J’ai perdu le fil des jours. Nous roulons depuis longtemps sur cette piste sauvage qui nous a ouvert les yeux sur la beauté brute d’un Madagascar semi-désertique. Malmenés par les feux de brousse, les paysages sont colonisés de massifs d’épineux et de marécages assoiffés.
Habitués au charme aride des plaines du bush, on délaisse pourtant les arbres-pieuvres et les arcs-en-ciel des oiseaux endémiques pour entrer sur la bande côtière de l’ethnie Vezo, où l’isolement a cristallisé les traditions.
La couleur du lagon coule dans le ciel, les frontières terre-mer se diluent pour ne plus être qu’une curieuse abstraction de l’esprit. Helena me sort de mes rêveries colorées par les clapotis de ses pas dans l’eau. Helena danse, tournoie devant moi. Deux jours qu’à pas de chat, on s’apprivoise.
Helena est aussi timide que moi. Elle n’aime pas les grands attroupements et file dès que ses camarades prennent d’assault mon bungalow balayé par le vent. Les petits garçons roulent des mécaniques devant mon appareil qui crépite joyeusement, gonflant leurs biceps, montrant les dents, tanguant du postérieur, et devenant rouge cramoisi dès que je leur souris.
A nouveau seule, Helena réapparaît.
Elle ne me demande rien. Pas un bonbon, ni mon hideux bracelet en plastique répulsif à moustiques, qui semble déchaîner les passions des autres fillettes.

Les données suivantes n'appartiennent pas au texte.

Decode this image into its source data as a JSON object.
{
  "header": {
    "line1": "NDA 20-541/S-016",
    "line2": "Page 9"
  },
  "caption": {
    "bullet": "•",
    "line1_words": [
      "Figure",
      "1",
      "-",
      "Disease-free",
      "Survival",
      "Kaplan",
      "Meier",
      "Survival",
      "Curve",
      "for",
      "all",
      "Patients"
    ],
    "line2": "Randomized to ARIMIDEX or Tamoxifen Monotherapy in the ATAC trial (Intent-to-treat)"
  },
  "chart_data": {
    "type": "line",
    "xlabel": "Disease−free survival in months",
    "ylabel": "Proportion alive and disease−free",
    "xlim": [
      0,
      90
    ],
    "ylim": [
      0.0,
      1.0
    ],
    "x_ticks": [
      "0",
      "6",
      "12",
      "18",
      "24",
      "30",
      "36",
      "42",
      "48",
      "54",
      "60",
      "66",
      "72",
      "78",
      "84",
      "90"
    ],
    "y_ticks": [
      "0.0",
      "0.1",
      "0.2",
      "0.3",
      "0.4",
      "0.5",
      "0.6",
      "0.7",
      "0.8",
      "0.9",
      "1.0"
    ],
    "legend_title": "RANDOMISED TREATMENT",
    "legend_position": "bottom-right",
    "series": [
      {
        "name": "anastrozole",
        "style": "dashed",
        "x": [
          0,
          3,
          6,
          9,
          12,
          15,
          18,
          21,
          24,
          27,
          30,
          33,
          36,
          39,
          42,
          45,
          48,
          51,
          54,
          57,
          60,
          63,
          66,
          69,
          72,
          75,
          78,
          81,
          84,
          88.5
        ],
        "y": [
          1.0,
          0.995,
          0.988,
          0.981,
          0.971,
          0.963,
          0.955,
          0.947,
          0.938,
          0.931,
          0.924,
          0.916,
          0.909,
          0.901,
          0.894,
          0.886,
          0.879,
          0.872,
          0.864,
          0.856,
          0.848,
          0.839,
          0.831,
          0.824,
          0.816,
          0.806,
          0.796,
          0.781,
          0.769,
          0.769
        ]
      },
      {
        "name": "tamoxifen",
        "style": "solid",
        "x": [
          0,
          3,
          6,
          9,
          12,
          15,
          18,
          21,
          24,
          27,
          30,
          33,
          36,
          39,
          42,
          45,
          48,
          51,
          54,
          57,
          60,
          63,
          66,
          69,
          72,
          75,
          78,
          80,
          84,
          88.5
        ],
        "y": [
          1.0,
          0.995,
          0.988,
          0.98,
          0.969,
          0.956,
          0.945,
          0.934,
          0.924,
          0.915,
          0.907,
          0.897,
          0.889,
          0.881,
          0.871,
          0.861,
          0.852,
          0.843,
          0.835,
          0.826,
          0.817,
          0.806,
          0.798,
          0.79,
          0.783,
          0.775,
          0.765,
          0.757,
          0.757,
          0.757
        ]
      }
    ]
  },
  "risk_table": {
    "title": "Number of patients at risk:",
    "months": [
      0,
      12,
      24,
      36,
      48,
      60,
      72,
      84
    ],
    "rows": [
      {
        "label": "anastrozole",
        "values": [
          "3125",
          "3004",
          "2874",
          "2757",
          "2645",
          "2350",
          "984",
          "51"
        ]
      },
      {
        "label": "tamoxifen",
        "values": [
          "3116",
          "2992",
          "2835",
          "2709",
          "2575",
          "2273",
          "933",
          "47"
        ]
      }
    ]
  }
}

Je ne l’ai encore jamais entendu prononcer un son: entre deux acquiesements muets, elle s’échappe pour mieux revenir. Son regard est constamment en alerte: inquiet, curieux, infiniment pétillant. Peut-être que je m’imagine des choses, mais je crois dur comme fer qu’elle comprend très bien le français.
J’aime les silences d’Helena. Les tempes crêpues décolorées par le sel, les joues rebondies couleur caramel rose, la demoiselle et ses huit ans sont d’une merveilleuse beauté.
Sur le sable qui avale nos doigts de pieds, entre les fétus de paille, je marche au hasard. Vers les pêcheurs vezo quasi-autarcique qui ramènent des filets gonflés de filaments argentés. Vers les gestes ancestraux de l’homme qui sculpte une goélette dans un tronc de bois insubmersible. J’observe le novice qui recoud la voile carrée de sa pirogue à balancier et l’enfant concentré qui tire un seau d’eau du puits. Helena est là, elle ne s’échappe que quand il y a trop de monde autour de nous.
Mon bungalow est en apesanteur, soulevé par le vent salé qui s’infiltre sous les persiennes. Sous ma moustiquaire qui ressemble à une montgolfière, j’imagine des accords dans les bruits longs du vent. J’attends le lever du soleil sur la plage farineuse. Avant l’aube, la mer est déjà métallique et brillante. La voile jaune d’une pirogue à balancier entame son retour au village. En face, le Mozambique. Helena s’est faufilée dans mes pas, les yeux encore collés de sommeil.